Better late than never, some would say, since many of us across a variety of media have been pointing out the virulent homophobes named to the cabinet and other jobs for months, including during the transition, while the Times, both in news coverage and opinion pieces, hardly covered the topic. But what’s especially grating about the Times editorial is the line about how these nominations have “exposed the narrative that Mr. Trump would be a champion of gay and transgender people as a fallacy.”
How did that “narrative” begin? According to the Times editorial, it happened after Trump unfurled a rainbow flag onstage during a rally in October of last year.
“It didn’t take long for prominent gay Republicans to proclaim that the Republican Party had, at long last, turned a corner on gay rights under Mr. Trump,” the editorial stated.
This was, at best, a complete oversight by the editorial board, whose writers clearly hadn’t been following these events more closely throughout the campaign. Because those of us who followed the campaign, and particularly covered LGBT issues, know precisely where the “narrative” was hatched: In The New York Times itself, on April 22, of 2016, with a story headlined, “Donald Trump’s More Accepting Views on Gay Issues Set Him Apart in G.O.P.”
The piece, by Times political reporter Maggie Haberman, offered what several LGBT journalists and commentators saw as weak evidence of this claim, and I wrote about it in detail at the time, also pointing to how superficial the evidence was. Haberman defended her piece on Twitter, saying it was more so about Trump’s “history,” particularly, it seemed, since the story’s hook became dated literally within hours of her publishing it: Trump had seemed to come out against North Carolina’s horrendous anti-LGBT law ― the hook for the story ― only to flip-flop a day later and say that states should have the right to pass such laws.

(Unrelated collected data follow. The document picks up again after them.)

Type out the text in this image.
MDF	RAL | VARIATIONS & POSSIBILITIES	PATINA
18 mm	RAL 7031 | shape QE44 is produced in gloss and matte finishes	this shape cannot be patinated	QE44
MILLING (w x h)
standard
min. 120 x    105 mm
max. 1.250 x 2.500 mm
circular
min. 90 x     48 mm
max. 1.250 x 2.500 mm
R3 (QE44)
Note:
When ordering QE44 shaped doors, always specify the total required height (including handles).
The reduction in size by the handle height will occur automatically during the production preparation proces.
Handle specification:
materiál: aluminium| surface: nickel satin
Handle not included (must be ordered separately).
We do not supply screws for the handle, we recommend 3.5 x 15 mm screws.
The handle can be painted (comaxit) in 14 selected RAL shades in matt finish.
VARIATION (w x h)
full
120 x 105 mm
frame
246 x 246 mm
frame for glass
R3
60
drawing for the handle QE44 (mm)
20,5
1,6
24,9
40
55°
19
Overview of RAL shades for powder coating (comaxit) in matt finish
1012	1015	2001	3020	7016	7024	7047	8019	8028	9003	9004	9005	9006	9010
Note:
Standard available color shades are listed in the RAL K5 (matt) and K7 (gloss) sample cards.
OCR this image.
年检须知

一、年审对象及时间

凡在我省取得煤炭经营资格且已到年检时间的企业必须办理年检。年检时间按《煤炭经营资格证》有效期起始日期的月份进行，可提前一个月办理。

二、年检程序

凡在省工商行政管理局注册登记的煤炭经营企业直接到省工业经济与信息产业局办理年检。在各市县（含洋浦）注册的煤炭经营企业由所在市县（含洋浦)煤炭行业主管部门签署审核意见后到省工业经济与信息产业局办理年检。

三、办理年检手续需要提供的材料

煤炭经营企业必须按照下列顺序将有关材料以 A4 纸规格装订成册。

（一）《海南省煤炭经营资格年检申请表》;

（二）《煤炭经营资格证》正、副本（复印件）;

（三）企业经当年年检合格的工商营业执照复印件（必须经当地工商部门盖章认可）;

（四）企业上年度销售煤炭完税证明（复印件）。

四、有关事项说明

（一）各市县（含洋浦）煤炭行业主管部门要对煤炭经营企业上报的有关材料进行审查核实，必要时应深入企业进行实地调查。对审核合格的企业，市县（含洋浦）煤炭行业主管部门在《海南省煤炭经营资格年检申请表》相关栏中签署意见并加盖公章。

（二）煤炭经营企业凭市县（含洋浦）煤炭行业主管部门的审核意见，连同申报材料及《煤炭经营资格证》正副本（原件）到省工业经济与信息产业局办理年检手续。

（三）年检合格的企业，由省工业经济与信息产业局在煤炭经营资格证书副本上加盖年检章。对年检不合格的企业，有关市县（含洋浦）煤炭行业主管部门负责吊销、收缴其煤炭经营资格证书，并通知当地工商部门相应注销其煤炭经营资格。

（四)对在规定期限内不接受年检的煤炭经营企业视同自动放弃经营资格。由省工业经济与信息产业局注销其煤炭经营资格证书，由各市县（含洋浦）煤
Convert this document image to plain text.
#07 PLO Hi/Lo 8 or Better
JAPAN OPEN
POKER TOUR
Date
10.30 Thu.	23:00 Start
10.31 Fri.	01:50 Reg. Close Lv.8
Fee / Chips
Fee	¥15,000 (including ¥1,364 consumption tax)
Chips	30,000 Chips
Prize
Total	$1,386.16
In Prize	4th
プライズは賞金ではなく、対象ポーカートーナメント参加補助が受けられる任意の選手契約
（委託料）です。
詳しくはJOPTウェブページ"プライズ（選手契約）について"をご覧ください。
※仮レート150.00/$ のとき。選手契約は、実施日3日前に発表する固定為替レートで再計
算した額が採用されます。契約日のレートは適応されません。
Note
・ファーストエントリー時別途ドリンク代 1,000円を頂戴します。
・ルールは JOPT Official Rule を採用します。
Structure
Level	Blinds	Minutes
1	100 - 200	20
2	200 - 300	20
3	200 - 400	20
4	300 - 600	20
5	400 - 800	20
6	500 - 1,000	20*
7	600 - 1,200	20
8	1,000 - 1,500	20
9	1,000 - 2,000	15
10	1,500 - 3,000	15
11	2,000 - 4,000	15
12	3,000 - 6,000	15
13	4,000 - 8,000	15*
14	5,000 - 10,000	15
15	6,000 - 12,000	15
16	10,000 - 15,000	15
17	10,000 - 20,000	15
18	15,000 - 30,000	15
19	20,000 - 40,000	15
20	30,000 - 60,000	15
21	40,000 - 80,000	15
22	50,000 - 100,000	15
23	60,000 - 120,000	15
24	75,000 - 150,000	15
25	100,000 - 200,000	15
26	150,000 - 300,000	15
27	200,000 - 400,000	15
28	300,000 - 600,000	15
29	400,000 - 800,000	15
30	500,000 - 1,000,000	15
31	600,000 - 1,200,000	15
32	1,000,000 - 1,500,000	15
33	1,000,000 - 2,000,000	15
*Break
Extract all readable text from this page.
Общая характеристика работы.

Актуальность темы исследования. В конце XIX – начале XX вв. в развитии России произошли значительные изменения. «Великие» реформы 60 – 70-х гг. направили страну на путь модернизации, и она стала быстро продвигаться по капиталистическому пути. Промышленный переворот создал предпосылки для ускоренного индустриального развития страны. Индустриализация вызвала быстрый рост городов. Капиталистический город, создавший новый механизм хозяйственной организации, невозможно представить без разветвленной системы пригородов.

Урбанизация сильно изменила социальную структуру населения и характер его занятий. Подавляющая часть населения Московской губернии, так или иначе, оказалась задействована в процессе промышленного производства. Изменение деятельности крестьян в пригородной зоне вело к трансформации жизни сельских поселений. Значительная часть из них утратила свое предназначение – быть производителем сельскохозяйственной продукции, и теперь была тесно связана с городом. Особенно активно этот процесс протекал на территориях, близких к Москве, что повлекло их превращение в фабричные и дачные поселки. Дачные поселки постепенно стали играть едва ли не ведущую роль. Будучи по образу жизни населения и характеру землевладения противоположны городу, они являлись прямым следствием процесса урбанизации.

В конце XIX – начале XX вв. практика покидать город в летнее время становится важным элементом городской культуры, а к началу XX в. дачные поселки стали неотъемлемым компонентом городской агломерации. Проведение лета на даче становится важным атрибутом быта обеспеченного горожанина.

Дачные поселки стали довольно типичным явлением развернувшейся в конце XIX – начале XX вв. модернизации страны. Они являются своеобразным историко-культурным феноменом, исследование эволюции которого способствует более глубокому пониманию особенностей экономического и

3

The Times piece stuck, exemplifying the power of the paper in setting a “narrative,” and from that point on, in story after story in other publications and on cable news, Trump was portrayed as pro-LGBTQ. This, in spite of his courting of religious conservatives and his promises to them to roll back LGBT rights and marriage equality specifically, promising to appoint justices to the Supreme Court who would overturn the Obergefell ruling, which he opposed.
Over the following months I wrote piece after piece taking on the narrative, as did other commentators, but it was to no avail. The media stuck to the narrative, blowing it up when Trump said something that fit it ― like using the initialism “LGBTQ” at the GOP convention ― and ignoring his various sit-downs with evangelical media or appearances with anti-LGBTQ groups in which he promoted an anti-LGBTQ agenda. Of course, gay Republicans were backing him ― they back just about every Republican candidate in spite of the candidate’s opposition to LGBTQ rights ― but that was happening well before Trump unfurled a rainbow flag in October.
No, gay Republicans were not responsible for creating the “LGBT Trump Fallacy.” It’s great to see the Times editorial page taking on the “fallacy,” but the least it could have done was explain how the “narrative” truly began.